Medical errors are an important concern in medical practice and may occur throughout the processes of diagnosis, treatment, prevention, and rehabilitation. Despite the use of modern technology in health care, these errors remain one of the most challenging issues that medical management seeks to minimize.
Keywords: COVID-19, Health policy, Medical error, Medical law
In the U.S. alone, up to 440,000 deaths are reported to be caused by medical errors each year (1,2). “Recognizing the importance of patient safety worldwide is something that strikes right at the philosophical heart of health care”. Protecting patients from errors, injuries, accidents, and infections is an essential goal for every health system (3). With the ongoing pandemic, medical error has become a more heated topic than ever due to the extraordinary circumstances caused by the spread of the virus. Here, we explore different definitions of ‘medical error’, explain why we believe that our previous understanding of this topic may not apply to the current situation with COVID-19, and why health laws with regards to medical errors need to be reconsidered at this point in time. There is no definite previous study in this area in Covid19.
Materials and Methods
We investigated most popular search engines such as PubMed/MEDLINE, Science Direct, Scopus, Google Scholar and Iranian databases; SID, Magiran, and IRAN MEDEX. Our investigated key words were induced Covid19, medical error, medical law, and health policy.
The results of the present study showed that during 19 pandemics, we need to revise our law and regulations based on principle of medical ethics. We have demonstrated it in figure 1.
There are several definitions for medical error; in one, it is defined as an unintended action (including act or omission) or an action that does not lead to an acceptable result (4). In another definition, medical error is considered a preventable complication of medical treatment (5). It may also be considered an act or omission that can potentially lead to negative consequences for the patient, and may occur as a result of misdiagnosis by health professionals (6). Moreover, medication or prescription errors may occur when weak health systems and/or human factors such as fatigue or poor working conditions are present, and can result in severe patient harm, disability, and even death (7). Also important to note, when prompt treatment can return a patient to full health, diagnostic errors are devastating. However, in the event that no effective treatment is available, accurate diagnosis can only provide professionals with prognostic information and cannot be used for improving patients’ health (8). There is no definite previous study in this area.

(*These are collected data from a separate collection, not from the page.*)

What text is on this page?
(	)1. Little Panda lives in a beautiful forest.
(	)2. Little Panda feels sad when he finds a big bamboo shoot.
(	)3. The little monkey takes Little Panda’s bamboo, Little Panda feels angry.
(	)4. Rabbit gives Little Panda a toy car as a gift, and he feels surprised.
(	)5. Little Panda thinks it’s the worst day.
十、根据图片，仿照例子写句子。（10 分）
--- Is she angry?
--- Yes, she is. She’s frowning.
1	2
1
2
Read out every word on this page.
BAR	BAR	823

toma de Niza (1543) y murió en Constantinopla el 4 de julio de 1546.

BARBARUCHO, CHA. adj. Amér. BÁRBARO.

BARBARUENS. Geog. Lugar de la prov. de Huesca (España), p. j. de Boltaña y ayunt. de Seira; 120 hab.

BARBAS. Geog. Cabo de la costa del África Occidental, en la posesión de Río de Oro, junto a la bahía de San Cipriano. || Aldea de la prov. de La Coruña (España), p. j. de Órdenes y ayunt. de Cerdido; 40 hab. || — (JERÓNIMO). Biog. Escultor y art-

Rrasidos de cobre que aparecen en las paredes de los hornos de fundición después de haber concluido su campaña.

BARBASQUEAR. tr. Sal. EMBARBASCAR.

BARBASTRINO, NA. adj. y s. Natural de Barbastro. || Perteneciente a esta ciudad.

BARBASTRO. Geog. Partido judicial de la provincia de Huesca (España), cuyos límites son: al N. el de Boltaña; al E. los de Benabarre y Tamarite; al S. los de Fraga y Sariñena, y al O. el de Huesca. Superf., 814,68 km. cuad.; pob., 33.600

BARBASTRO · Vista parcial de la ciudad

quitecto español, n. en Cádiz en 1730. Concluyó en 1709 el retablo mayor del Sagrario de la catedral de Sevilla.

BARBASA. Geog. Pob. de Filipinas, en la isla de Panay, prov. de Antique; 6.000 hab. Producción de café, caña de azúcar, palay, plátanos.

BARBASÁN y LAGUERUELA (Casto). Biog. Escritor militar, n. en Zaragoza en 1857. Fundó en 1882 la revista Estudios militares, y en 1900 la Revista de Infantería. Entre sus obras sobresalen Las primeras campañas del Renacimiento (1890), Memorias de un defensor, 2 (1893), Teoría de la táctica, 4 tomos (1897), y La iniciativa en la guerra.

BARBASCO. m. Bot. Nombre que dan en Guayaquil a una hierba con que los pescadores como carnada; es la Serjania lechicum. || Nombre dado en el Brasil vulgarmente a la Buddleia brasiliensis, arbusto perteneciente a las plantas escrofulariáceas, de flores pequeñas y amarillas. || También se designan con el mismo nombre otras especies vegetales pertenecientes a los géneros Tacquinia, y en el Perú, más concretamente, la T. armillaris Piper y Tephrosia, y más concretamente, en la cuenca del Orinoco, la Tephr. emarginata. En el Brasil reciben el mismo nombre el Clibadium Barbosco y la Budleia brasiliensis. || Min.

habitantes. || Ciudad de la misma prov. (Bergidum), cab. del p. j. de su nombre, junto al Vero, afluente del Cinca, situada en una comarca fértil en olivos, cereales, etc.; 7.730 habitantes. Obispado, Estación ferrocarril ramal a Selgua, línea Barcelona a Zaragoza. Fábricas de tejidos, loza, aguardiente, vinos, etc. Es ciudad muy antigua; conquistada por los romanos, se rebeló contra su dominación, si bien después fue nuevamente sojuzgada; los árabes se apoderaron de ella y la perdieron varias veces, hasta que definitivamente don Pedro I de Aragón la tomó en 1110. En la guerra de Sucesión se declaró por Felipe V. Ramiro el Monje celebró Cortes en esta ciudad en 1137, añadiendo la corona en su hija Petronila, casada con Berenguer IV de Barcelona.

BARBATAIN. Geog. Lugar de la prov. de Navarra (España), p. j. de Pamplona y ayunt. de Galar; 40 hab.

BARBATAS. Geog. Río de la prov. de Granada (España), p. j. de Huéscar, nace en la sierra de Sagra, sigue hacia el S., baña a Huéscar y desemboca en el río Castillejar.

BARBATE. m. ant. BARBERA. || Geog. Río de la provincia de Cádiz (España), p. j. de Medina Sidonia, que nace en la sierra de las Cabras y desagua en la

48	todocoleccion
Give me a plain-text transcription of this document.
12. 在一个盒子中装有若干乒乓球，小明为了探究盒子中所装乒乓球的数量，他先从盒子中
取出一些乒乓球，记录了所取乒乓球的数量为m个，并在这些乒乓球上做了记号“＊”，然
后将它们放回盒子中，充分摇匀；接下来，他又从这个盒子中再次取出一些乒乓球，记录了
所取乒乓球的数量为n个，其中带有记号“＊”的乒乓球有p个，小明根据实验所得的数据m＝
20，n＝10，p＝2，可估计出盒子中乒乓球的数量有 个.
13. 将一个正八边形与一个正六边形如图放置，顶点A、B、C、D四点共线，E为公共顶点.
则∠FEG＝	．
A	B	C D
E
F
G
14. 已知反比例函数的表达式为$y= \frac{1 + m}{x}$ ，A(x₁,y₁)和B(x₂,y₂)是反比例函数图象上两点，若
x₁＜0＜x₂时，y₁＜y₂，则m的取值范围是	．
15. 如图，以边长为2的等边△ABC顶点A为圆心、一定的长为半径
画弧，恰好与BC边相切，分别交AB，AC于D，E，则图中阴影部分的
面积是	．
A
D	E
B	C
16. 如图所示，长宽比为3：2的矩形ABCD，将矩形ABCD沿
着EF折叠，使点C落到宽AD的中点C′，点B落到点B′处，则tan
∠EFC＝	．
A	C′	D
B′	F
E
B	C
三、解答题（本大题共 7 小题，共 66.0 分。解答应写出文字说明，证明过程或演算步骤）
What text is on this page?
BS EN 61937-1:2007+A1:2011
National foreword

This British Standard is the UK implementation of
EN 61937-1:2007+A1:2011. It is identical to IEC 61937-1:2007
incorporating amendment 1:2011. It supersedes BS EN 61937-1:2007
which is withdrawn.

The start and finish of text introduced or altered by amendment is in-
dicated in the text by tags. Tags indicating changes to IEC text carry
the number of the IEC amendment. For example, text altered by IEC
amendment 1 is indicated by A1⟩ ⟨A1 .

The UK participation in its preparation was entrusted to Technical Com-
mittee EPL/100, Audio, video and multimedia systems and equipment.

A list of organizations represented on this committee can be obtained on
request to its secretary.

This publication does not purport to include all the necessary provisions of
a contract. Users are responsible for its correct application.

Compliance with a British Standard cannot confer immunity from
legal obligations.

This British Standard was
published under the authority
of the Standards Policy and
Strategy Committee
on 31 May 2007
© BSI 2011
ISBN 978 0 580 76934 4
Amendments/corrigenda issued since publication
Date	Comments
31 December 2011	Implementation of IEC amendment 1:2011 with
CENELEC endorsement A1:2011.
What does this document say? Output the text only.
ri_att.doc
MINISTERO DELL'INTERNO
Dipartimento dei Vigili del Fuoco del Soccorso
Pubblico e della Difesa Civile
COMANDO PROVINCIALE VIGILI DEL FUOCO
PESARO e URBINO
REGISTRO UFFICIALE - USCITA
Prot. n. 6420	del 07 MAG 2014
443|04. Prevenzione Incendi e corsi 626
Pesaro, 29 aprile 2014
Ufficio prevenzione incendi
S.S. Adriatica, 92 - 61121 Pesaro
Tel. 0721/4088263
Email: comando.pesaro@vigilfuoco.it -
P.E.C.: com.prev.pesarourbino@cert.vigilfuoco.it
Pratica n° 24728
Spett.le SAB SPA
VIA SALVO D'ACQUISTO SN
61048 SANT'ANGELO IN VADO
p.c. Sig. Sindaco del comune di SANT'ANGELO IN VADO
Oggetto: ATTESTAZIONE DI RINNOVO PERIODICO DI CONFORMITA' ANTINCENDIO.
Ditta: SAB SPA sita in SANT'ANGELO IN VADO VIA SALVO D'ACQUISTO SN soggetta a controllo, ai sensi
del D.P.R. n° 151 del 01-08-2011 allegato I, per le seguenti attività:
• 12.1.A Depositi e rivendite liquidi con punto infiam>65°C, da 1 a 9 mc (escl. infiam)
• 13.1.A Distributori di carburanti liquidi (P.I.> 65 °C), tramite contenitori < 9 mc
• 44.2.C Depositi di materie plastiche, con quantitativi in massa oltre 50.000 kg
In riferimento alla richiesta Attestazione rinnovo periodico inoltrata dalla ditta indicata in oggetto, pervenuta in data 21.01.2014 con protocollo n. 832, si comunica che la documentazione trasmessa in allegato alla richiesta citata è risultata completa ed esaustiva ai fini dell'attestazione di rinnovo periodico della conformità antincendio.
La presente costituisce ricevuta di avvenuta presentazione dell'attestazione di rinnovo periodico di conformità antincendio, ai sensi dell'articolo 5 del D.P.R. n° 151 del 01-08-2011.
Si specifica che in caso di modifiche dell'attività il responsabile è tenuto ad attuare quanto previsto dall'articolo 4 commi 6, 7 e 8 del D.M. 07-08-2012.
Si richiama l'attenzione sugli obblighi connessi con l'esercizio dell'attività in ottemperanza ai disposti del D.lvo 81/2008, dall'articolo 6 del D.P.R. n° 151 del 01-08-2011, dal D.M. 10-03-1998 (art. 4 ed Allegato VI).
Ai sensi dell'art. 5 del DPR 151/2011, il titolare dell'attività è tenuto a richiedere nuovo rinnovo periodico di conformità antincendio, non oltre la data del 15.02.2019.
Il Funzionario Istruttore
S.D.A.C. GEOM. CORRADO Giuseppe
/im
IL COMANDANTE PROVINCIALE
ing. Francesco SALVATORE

Considering COVID-19, lack of standard treatment(s) and increased levels of work-related stress are distancing and reshaping healthcare practices and their outcomes from what we know as norms in the field, and thus, the previously established definitions for ‘medical error’ are not applicable in the context of the COVID-19 pandemic. The pandemic was unprecedented, and although the virus keeps spreading rapidly, there has not been clinical improvement, and standard care does not exist in the world yet. Trial and error has been replacing standard treatment, and at this time, the health care system considers two types of care for this disease: home-based care and hospital-based care, both of which are prone to medical malpractice and lawsuits. The healthcare system is under tremendous stress to diagnose and treat infected individuals, leading to anxiety and depression for healthcare workers, which can result in medical errors (based on our previous understanding of what medical errors are). Briefly, non-standard treatments accompanied by heightened levels of work-related stress are increasing the risk of medical error and are making healthcare professionals more susceptible to malpractice lawsuits. As such, the COVID-19 emergency is not only pushing governments to strengthen their healthcare systems, but also to reconsider their health laws (9). With regard to healthcare, an undertaking by governments has been the adoption of telehealth consultations for those in home isolation and quarantine. However, improvements in health law are also required. Specifically, medical insurances need clarifications for indemnity of medical malpractice in these new situations.
Currently, the overwhelming majority of expenditures go toward litigation over error and their costs; indeed, the overhead costs of malpractice litigation are exorbitant. “If frivolous claims are common and costly, they may be a substantial source of waste in the healthcare and legal systems” (10).
In this global pandemic, there is an absolute need for modification of current laws to protect medical professionals from different extraordinary pressures.
Ethical considerations were observed in all stages of research, codes of research ethics and publication.
Conflict of Interest
None of the authors has any known competing interests.
No funding was obtained for this manuscript.
All of the authors contributed towards the study concept and design or acquisition, analysis, or interpretation of data, drafting the article or revising it critically for important intellectual content, final approval of the version to be published, writing the manuscript and having read and approved the manuscript for publication.